Critically, comfrey contains numerous bioactive compounds beyond pyrrolizidine alkaloids, including allantoin, rosmarinic acid, salvianolic acids, and various polyphenols exhibiting significant antioxidant and anti-inflammatory properties. A 2018 study titled “Is comfrey root more than toxic pyrrolizidine alkaloids?” identified multiple salvianolic acids and other antioxidant polyphenols in comfrey root demonstrating substantial protective effects. The therapeutic properties of whole comfrey cannot be reduced merely to its PA content.[ref]Is comfrey root more than toxic pyrrolizidine alkaloids? Salvianolic acids among antioxidant polyphenols in comfrey (Symphytum officinale L.) roots. Trifan A, et al. Food Chem Toxicol. 2018 Feb;112:178-187[/ref]

The Striking Absence of Human Evidence#

Despite millennia of widespread comfrey use across diverse cultures worldwide, documented cases of actual human toxicity remain extraordinarily rare—a fact that speaks volumes. A comprehensive 2019 review noted bluntly: “there are no clinical studies showing the link between PAs and liver toxicity when comfrey is taken at typical doses by healthy humans.”

A 2001 analysis by Stewart and Steenkamp examining pyrrolizidine poisoning in human toxicology found that most documented cases involved either contamination of staple foods in developing nations or misidentification of plants (toxic species mistaken for comfrey). They noted the conspicuous absence of toxicity reports despite extensive historical use, characterizing this as “a neglected area in human toxicology”—neglected precisely because the anticipated epidemic of poisoning cases never materialized.[ref]Pyrrolizidine poisoning: a neglected area in human toxicology. Stewart MJ, Steenkamp V. Ther Drug Monit. 2001 Dec;23(6):698-708[/ref]

Conclusion: The Comfrey Persecution#

The evidence assembled here establishes several incontrovertible points:

First: The most frequently cited human cases of alleged comfrey toxicity are fundamentally flawed. They involve patients taking multiple documented hepatotoxic pharmaceutical drugs that have, in other cases, caused liver damage without any comfrey involvement. Others involved severely malnourished, emaciated individuals with pathological eating patterns and concurrent marijuana use.

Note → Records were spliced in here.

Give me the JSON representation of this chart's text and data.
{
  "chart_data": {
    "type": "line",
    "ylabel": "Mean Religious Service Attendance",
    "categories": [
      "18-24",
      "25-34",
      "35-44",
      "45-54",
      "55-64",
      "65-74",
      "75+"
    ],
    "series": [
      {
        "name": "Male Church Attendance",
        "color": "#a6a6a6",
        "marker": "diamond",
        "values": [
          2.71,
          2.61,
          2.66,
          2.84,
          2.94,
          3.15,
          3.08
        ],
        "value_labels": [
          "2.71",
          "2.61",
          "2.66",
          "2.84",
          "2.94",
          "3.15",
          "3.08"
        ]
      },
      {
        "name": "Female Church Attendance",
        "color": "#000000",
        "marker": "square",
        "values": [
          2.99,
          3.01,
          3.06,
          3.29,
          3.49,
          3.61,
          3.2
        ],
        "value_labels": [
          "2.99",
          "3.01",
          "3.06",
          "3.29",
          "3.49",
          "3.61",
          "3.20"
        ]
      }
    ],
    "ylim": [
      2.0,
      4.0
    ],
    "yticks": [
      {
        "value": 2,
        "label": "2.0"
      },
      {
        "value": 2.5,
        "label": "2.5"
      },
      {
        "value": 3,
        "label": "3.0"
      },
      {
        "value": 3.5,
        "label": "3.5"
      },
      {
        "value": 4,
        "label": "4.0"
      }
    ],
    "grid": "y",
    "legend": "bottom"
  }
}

Second: Pyrrolizidine alkaloids pervade the food supply at levels equal to or exceeding those found in comfrey preparations. Grains, honey, eggs, dairy products, common teas, and cooking spices all contain significant PA levels. Yet only comfrey faces prohibition.

Third: Contemporary research demonstrates conclusively that topical comfrey preparations pose no verifiable risk due to minimal absorption of pyrrolizidine alkaloids.

Fourth: The vast majority of toxicity studies employed isolated, purified PAs administered in ways that bear no resemblance to traditional human consumption of whole comfrey leaf. The synergistic and protective effects of the complete plant matrix are systematically ignored.

Fifth: Despite millennia of widespread human use across diverse cultures, actual documented cases of comfrey-induced toxicity remain extraordinarily rare and questionable.

The regulatory response to comfrey is grotesquely disproportionate to any actual evidence of harm. This disparity becomes even more unconscionable when compared to the permissive treatment of pharmaceutical drugs with well-documented hepatotoxicity and common foods containing equivalent or substantially higher PA concentrations.